En todos estos años de liderar y servir a la iglesia, comprobé lo mucho que nos cuesta trabajar en equipo. Pero, por más que nos cueste, nadie puede negar que ella es un diseño de equipo.
Dios la ideó para unificar las fuerzas de la diversidad de propósitos que Él mismo plantó en nosotros. El problema surge cuando no existe el trabajo mancomunado, y por lo tanto, la iglesia se ve limitada en su capacidad de influencia.
La unidad no reside en la uniformidad. Todos somos únicos, y eso es bueno.
Poseemos un conjunto de capacidades, atributos y propósitos que nos hacen irreemplazables. Pero ¿cómo hacemos para que nuestra singularidad confluya con los planes de Dios para la humanidad? La clave está en la iglesia.

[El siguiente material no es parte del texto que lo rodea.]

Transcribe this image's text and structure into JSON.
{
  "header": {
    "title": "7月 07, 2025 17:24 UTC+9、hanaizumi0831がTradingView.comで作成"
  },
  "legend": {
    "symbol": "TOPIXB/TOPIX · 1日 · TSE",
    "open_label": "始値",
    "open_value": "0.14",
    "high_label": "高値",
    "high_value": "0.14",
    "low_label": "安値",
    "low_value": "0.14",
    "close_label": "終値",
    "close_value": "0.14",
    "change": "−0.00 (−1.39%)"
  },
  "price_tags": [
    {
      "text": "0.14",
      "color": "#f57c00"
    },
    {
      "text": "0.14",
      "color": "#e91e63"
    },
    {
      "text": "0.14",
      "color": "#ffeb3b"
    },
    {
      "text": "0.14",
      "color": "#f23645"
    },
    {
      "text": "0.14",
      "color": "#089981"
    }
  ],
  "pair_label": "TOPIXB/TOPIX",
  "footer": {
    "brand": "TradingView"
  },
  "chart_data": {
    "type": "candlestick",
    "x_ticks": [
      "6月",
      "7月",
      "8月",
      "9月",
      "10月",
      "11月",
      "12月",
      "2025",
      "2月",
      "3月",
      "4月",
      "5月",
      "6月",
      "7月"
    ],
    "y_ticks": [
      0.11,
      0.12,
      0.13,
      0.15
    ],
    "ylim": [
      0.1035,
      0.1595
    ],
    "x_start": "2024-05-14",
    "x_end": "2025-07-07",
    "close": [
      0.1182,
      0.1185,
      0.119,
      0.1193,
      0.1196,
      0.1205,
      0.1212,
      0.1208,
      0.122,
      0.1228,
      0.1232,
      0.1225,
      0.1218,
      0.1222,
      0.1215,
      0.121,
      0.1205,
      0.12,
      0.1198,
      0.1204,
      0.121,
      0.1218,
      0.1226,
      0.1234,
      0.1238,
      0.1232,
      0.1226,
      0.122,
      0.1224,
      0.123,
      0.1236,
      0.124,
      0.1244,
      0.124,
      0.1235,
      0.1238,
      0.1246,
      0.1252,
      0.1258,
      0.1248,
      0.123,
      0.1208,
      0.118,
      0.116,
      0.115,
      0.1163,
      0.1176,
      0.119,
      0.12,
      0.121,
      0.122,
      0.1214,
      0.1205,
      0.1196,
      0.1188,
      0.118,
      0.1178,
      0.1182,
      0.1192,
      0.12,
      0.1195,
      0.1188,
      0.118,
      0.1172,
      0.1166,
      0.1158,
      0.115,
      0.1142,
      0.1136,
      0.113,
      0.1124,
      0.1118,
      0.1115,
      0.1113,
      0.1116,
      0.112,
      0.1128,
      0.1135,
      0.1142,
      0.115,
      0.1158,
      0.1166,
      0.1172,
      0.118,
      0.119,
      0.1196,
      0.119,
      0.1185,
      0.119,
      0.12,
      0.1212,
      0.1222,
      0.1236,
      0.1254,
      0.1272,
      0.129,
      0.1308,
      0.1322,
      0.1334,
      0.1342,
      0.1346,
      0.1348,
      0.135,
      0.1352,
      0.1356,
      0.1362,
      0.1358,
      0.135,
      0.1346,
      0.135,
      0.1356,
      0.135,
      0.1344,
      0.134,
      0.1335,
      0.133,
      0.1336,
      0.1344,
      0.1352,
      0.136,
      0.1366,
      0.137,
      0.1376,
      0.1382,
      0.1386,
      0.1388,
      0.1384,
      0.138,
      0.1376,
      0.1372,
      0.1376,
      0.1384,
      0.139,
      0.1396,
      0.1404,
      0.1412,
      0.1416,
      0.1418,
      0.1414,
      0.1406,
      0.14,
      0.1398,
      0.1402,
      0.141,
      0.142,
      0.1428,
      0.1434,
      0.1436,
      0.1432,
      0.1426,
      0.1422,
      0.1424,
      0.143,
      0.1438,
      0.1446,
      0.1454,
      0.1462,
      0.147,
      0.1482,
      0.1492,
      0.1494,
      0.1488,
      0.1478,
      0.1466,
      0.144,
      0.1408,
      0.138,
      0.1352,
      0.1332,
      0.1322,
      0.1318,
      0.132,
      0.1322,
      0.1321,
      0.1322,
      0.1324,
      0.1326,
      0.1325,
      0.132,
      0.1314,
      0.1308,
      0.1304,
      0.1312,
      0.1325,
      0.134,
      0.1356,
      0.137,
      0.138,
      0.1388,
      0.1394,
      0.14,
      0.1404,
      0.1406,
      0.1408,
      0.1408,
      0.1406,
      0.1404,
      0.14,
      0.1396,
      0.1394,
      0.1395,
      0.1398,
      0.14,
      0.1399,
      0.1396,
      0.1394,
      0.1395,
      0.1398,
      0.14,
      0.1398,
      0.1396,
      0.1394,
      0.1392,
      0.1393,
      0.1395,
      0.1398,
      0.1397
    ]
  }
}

Más allá de ser únicos, Dios pensó a la iglesia como unificadora de la diversidad a la que hice referencia. Por eso, el éxito de ella reside en abrazar un proyecto común de transformación del territorio al que fue llamada. Esto es lo que comúnmente llamamos visión.
¿Transformar el territorio?
Por supuesto. Esto es lo que el Evangelio del Reino provoca cuando confluyen distintas capacidades en el equipo de Dios. Cuando nos reunimos, Él está entre nosotros y somos entrenados, activados y capacitados para desarrollar sus planes.
La primera comunidad de seguidores de Jesús estuvo plantada en Jerusalén y tuvo una visión clara. Los pocos registros que tenemos atestiguan que la iglesia era de “un solo sentir y pensar” (Hechos 4:32). Recordemos que a Jesús lo siguieron personas de diversas clases sociales y formación cultural. Pero esto no fue un problema. La Biblia atestigua que tenían un proyecto común que los unificó y les permitió crecer a pasos agigantados (Hechos 5:14).
La unidad en la diversidad trae crecimiento en todos los aspectos porque nos permite tirar para un mismo objetivo.
Cada uno aporta lo que Dios depositó en su vida y se retroalimenta con los demás, ayudándose con las cargas y empujando el avance del Reino de Dios en la ciudad que los acoge.
¿A dónde quiero llegar con esto? Necesitamos ver a la iglesia desde su diversidad para comprender el rol que nos toca a cada uno. No entender esta realidad ha sido motivo de divisiones y estancamiento en distintas etapas de la historia de la Iglesia.
Pablo ya se percató del asunto cuando tuvo que tratar con la que estaba en Corinto. En la primera carta que les envió da una descripción magistral del problema que tenían. Cada uno se identificaba con líderes espirituales distintos, sin distinguir que todos desarrollaban una parte del trabajo en la plantación de la iglesia. Como si fuera una planta, Pablo dijo: “Yo sembré, Apolos regó, pero Dios ha dado el crecimiento” (1 Corintios 3:6).
Esta visión del funcionamiento de la iglesia atraviesa el Nuevo Testamento, y debe ser también nuestra visión. Cuando Pablo describió a la iglesia la llamó “el cuerpo de Cristo” (Romanos 12:4-5; 1 Corintios 12:27; Colosenses 1:18). Esto significa que, como en el cuerpo humano, cada parte tiene un papel que cumplir, y todos los roles son importantes. Cuando uno no funciona, el resto se ve afectado.
Esto incluso se ve reflejado en quienes fueron llamados a tener un rol de formación para la Iglesia. Podría decir que en Efesios 4:11 está el equipo que Jesús mismo constituyó: apóstoles, profetas, evangelistas, pastores y maestros.
Así que nuestra comprensión de la iglesia como un equipo debe alcanzar a toda la comunidad, sin importar la función. Por eso, Pablo llega a afirmar que “los miembros del cuerpo que parecen más débiles son indispensables” (1 Corintios 12:22). ¡Todos importan cuando se trata del avance del Reino!
En los días que van a venir, nuestras victorias como iglesia estarán determinadas por nuestra capacidad de formar buenos equipos. Por lo tanto, como líderes espirituales, trabajemos para sacar a relucir el potencial que Dios depositó en la gente. Una vez que ese potencial esté alineado a los propósitos del Señor, sé que el Espíritu Santo nos dará la capacidad estratégica para liderar a una iglesia unida y vencedora.